Maciej Sulęcki o trenerze:
– Mogę go nazwać moim pięściarskim "papą". Ma na mnie ogromny wpływ, jest autorytetem. To moje oczy w ringu, potrafi rozszyfrować każdego rywala w najdrobniejszym detalu. Jeżeli Andrzej Gmitruk mówi mi coś w narożniku, to jest to dla mnie świętość. Współpraca między nami układa się doskonale, mamy spory zapas i w każdym pojedynku będziemy coraz lepsi.

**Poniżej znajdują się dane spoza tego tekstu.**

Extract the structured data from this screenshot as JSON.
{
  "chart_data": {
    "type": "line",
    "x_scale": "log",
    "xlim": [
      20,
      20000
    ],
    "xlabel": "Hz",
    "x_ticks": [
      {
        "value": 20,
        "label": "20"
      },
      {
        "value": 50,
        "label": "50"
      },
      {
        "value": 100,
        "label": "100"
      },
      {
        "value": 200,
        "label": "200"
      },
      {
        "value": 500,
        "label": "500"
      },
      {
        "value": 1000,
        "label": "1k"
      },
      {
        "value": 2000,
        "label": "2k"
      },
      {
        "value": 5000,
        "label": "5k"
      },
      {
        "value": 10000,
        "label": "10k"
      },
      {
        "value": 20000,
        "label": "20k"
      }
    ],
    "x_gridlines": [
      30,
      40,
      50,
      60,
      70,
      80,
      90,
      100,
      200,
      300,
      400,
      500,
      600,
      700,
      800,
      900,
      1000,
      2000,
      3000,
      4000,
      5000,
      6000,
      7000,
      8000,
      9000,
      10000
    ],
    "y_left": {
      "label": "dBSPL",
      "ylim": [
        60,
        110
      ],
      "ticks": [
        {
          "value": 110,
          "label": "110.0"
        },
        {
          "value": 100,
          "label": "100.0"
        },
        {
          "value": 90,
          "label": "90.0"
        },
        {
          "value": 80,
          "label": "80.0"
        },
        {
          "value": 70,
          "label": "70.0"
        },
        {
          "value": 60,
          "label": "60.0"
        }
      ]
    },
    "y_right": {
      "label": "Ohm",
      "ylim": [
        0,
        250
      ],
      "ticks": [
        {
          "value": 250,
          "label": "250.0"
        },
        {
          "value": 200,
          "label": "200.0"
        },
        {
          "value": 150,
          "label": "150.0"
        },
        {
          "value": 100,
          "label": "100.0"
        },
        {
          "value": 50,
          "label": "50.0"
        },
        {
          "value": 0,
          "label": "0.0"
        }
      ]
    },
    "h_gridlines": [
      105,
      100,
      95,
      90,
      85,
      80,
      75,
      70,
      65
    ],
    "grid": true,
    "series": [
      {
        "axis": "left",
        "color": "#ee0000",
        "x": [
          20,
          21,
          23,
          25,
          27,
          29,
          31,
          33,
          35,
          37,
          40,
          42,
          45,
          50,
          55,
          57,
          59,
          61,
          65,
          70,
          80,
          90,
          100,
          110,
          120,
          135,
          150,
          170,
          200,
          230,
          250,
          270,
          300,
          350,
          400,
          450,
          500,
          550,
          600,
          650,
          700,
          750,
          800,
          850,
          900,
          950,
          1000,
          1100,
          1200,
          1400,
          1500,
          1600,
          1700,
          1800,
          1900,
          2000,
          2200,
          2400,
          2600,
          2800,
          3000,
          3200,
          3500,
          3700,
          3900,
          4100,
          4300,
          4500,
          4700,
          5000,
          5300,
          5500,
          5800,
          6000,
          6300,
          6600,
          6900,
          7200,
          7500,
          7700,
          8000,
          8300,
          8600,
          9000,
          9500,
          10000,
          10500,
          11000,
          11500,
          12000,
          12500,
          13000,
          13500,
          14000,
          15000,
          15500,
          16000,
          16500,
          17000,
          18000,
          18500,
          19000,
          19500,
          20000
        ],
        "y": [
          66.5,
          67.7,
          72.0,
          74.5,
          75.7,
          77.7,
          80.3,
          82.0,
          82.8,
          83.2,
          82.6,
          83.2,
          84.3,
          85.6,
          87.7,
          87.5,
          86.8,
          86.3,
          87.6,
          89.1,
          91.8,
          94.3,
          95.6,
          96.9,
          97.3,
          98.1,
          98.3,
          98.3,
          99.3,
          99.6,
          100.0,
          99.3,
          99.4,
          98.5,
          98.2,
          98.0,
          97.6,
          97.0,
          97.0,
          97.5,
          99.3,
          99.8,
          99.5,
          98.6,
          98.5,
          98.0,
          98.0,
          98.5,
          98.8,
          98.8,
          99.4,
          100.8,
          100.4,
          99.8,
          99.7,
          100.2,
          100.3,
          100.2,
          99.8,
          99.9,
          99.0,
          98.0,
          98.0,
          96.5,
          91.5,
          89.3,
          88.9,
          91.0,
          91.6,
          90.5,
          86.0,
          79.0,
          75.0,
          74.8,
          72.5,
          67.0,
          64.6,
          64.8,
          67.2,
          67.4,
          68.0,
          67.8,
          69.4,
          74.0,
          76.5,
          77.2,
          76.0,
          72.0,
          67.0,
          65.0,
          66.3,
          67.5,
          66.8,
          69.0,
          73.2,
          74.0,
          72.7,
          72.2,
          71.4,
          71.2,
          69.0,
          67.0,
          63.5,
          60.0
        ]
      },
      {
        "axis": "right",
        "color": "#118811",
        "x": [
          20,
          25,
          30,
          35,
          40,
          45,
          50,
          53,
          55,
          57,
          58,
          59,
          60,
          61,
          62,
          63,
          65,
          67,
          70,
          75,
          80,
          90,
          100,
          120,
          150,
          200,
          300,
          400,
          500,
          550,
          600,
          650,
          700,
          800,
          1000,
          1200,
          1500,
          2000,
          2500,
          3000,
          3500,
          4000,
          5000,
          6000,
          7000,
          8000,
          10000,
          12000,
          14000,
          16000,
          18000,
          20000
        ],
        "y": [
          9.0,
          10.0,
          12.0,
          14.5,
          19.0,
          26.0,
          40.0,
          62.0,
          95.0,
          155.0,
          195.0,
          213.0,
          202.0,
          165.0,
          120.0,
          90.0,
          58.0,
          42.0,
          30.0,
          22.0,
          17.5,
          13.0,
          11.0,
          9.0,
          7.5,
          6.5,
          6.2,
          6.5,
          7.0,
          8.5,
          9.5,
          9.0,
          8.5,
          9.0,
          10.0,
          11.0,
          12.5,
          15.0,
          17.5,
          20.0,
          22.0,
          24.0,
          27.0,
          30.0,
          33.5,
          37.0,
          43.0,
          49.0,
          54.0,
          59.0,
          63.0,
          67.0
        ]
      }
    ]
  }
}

Maciej Sulęcki o przyszłości:
– Chcę rewanżu, ale mam świadomość, że praktycznie nie będzie możliwy. Pojechałem do Stanów jako nikomu nieznany zawodnik, który miał zostać znokautowany po trzech, czterech rundach. Możliwe, że stałem się zbyt groźny, bo jeśli poradziłem sobie w taki sposób z Jacobsem, to poradzę sobie z każdym. Mój cel jest niezmienny. Chciałbym zmierzyć się z Giennadijem Gołowkinem, bo to prawdziwa
"maszyna" i jeszcze większe wyzwanie. Po walce w Nowym Jorku czułem niedosyt, a walka z Gołowkinem pozwoliłaby mi wejść na jeszcze wyższy poziom.